The database search resulted in 2,315 potentially relevant publications referring to allergen-induced asthma and 863 referring to irritant-induced asthma. After exclusion of non-occupational cases, a total of 865 allergen-induced and 474 irritant-induced asthma studies remained. These publications refer to 372 individual allergenic and 184 irritant agents or worksites that were identified to cause occupational asthma, of which 36 were listed as both allergens and irritants, leaving a final total of 520 different causes of occupational asthma.

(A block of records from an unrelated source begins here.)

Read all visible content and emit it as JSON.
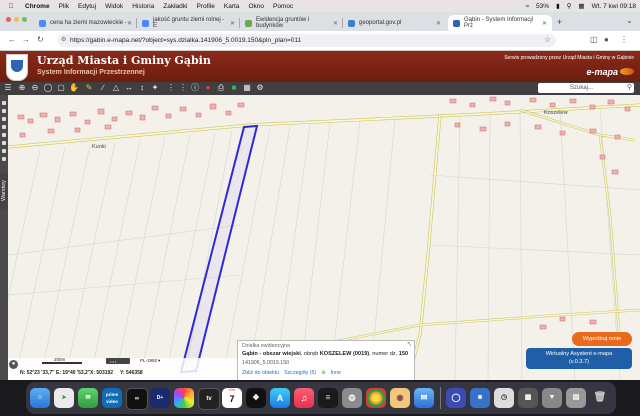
{
  "menubar": {
    "apple": "",
    "items": [
      "Chrome",
      "Plik",
      "Edytuj",
      "Widok",
      "Historia",
      "Zakładki",
      "Profile",
      "Karta",
      "Okno",
      "Pomoc"
    ],
    "battery": "53%",
    "clock": "Wt. 7 kwi 09:18"
  },
  "tabs": [
    {
      "title": "cena ha ziemi mazowieckie -"
    },
    {
      "title": "jakość gruntu ziemi rolnej - E"
    },
    {
      "title": "Ewidencja gruntów i budynków"
    },
    {
      "title": "geoportal.gov.pl"
    },
    {
      "title": "Gąbin - System Informacji Prz"
    }
  ],
  "address_bar": {
    "url": "https://gabin.e-mapa.net/?object=sys.dzialka.141906_5.0019.150&pln_plan=011"
  },
  "site": {
    "title": "Urząd Miasta i Gminy Gąbin",
    "subtitle": "System Informacji Przestrzennej",
    "service_note": "Serwis prowadzony przez Urząd Miasta i Gminy w Gąbinie",
    "brand": "e-mapa",
    "brand_colors": [
      "#e6a21d",
      "#d8501a"
    ]
  },
  "toolbar": {
    "search_placeholder": "Szukaj..."
  },
  "map": {
    "labels": {
      "kunki": "Kunki",
      "koszelew": "Koszelew"
    },
    "side_tab": "Warstwy",
    "highlight_color": "#2a2ad8",
    "scale_text": "200m",
    "projection": "PL-1992",
    "coords": {
      "n": "N: 52°23 '33,7''",
      "e": "E: 19°40 '53,2''",
      "x": "X: 503192",
      "y": "Y: 546358"
    }
  },
  "info_popup": {
    "header": "Działka ewidencyjna",
    "line_bold": "Gąbin - obszar wiejski",
    "line_mid": ", obręb ",
    "obreb": "KOSZELEW (0019)",
    "line_tail": ", numer dz. ",
    "numer": "150",
    "id": "141906_5.0019.150",
    "links": [
      "Zbliż do obiektu",
      "Szczegóły (5)",
      "Inne"
    ]
  },
  "buttons": {
    "try": "Wypróbuj mnie",
    "assistant_line1": "Wirtualny Asystent e-mapa",
    "assistant_line2": "(v.0.3.7)"
  },
  "dock": {
    "calendar_day": "7",
    "calendar_month": "KWI",
    "prime": "prime video",
    "tv": "tv"
  }
}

For 78 allergens and 71 irritants, (of which 12 were in both groups), an evidence level of at least ‘*’ in the RCGP grading system was found.

Strength of evidence per agent or worksite(Table 3)

Table 3 Strength of evidence for occupational asthma-caused by allergens, irritants or worksites according to the modified RCGP three-star system


Strong evidence, i.e. three stars ‘***’ was achieved from exposure to laboratory animals. For 18 agents or worksites, the strength of evidence corresponded to two stars ’**’. Moderate evidence, provided by generally consistent findings in fewer, smaller or lower quality scientific studies with clinical weakness ‘*[*]’ was found for 17 agents. Limited or contradictory evidence ‘*’, was identified for 18 agents. For 24 agents, down-grading to '[*]' was necessary because of absent objective data.

The majority of agents were investigated in non-analytical studies. Thus, the strength of evidence ranged from very limited or contradictory evidence ‘(*)’ (19 agents or worksites) to no scientific evidence ‘-‘ (275 agents or worksites).


For 17 (mixed) agents or worksites, two stars ‘**’ were achieved and none reached a higher level. Low to moderate scientific evidence, i.e. ‘*[*]’ , was found for 12 agents. Limited or contradictory evidence.’*’ was identified for 39 agents or worksites and a further three agents were down-graded because of inadequate methodological aspects. "Very limited or contradictory evidence” was obtained 29 times and no scientific evidence 94 times.

Interestingly, our literature search identified a group of 15 irritant agents or worksites that were found to cause occupational asthma and/or COPD, namely: ammonia, cement dust, chlorine, cleaning agents, mustard gas, diesel exhaust, environmental tobacco smoke, isocyanates, smoke from fires, sulfur dioxide, construction work, swine confinement, farming, foundry, metallurgic industry.

Agents behaving as both allergen and irritant

  1. 36

    agents or worksites were found to cause allergic as well as irritant occupational asthma; for twelve of them evidence – mainly at a low level – was available (Table 4). With the exception of anhydrides and isocyanates there was no close relationship with the respective H334 and H335 phrases, respectively.

Table 4 36 agents identified as occupational asthma-inducing allergens as well as irritants (see column 1 of Table 3 for full range of evidence levels)


As reported by various authors ([1719]), about 15% of adult asthma cases are caused by occupational agents, whether IgE-mediated or irritant occupational asthma or occupational asthma due to unknown pathomechanism. Irritant asthma may arise from high dose, moderate or even low dose exposure with the clinical pictures of RADS and not-so-sudden-onset irritant asthma. The latter, as well as occupational asthma of unknown pathomechanism, mostly show a latency period from the beginning of causative exposure until the appearance of symptoms, which makes these indistinguishable from allergic asthma [20].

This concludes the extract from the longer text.